The Imperial defender then chooses board edge and deployment type.
The Imperial player must choose a single fortification as Part of their army list.
All Tyranid forces must start the game in reserve. Any units with the Deepstrike rule must enter the game via Deepstrike; all other units enter the game from reserve in the normal way.
The Tyranid player may not take any fortifications.
Primary objective (10pts): The Tyranid player wins by destroying the Imperial fortification.
The Imperial player wins by preventing the fortification from being destroyed.
Secondary Objective (7pts):
‘Modified’ Maelstrom Cards (see Caledonian Uprising 2015 rules pack – thanks, Tim King!)
Tertiary Objectives:
First Strike (1pt)
Slay the Warlord (1pt)
Line Breaker (1pt)
(NOTE: Tabling your opponent automatically gives the winner a 20-0 victory!).
If the Tyranid player succeeds in destroying the Imperial fortification, he gains a single orbital bombardment to use in the next game.
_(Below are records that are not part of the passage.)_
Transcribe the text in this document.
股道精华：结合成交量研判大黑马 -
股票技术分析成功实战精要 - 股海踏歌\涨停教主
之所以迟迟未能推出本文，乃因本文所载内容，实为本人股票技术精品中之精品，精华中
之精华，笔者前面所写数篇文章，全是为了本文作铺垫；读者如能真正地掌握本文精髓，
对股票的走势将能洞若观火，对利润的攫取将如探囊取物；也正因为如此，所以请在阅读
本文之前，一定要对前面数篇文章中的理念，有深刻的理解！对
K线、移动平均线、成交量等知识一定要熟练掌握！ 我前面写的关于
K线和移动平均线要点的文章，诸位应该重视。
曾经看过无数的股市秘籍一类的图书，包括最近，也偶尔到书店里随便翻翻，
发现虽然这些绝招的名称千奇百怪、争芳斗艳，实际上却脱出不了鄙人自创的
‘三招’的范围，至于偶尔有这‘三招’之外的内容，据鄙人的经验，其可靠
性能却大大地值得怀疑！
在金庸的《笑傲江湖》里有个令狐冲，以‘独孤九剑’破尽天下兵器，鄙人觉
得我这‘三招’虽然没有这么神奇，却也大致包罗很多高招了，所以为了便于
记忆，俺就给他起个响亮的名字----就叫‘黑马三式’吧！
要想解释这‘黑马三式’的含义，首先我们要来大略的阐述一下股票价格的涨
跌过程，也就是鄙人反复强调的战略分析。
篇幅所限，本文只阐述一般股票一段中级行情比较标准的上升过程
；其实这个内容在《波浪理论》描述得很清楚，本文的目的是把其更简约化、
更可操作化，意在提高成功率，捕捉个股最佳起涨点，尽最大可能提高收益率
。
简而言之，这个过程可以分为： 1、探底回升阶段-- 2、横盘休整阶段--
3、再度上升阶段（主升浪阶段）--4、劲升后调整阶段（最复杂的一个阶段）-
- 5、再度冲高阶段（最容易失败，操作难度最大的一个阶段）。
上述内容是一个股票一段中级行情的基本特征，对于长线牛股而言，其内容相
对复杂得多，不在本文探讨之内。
The orbital bombardment is fired at BS3. It is strength 7, AP-, Ordnance Barrage D3, Large Blast, one use
If the Imperial player prevents the destruction of the fortification, he may give the Interceptor special rule to one unit, for one game turn, in the next game. 


  1. Just one small tweak: The Tyranid Player needs to be allowed to start rolling for Reserves on Turn 1. Otherwise they automatically get tabled at the end of the first Game Turn.

  2. That's a good point!

    Campaign & friendly games like this give you the opportunity to tweak/ignore minor rules (as I think the writers as GW intended) to set up interesting encounters like this.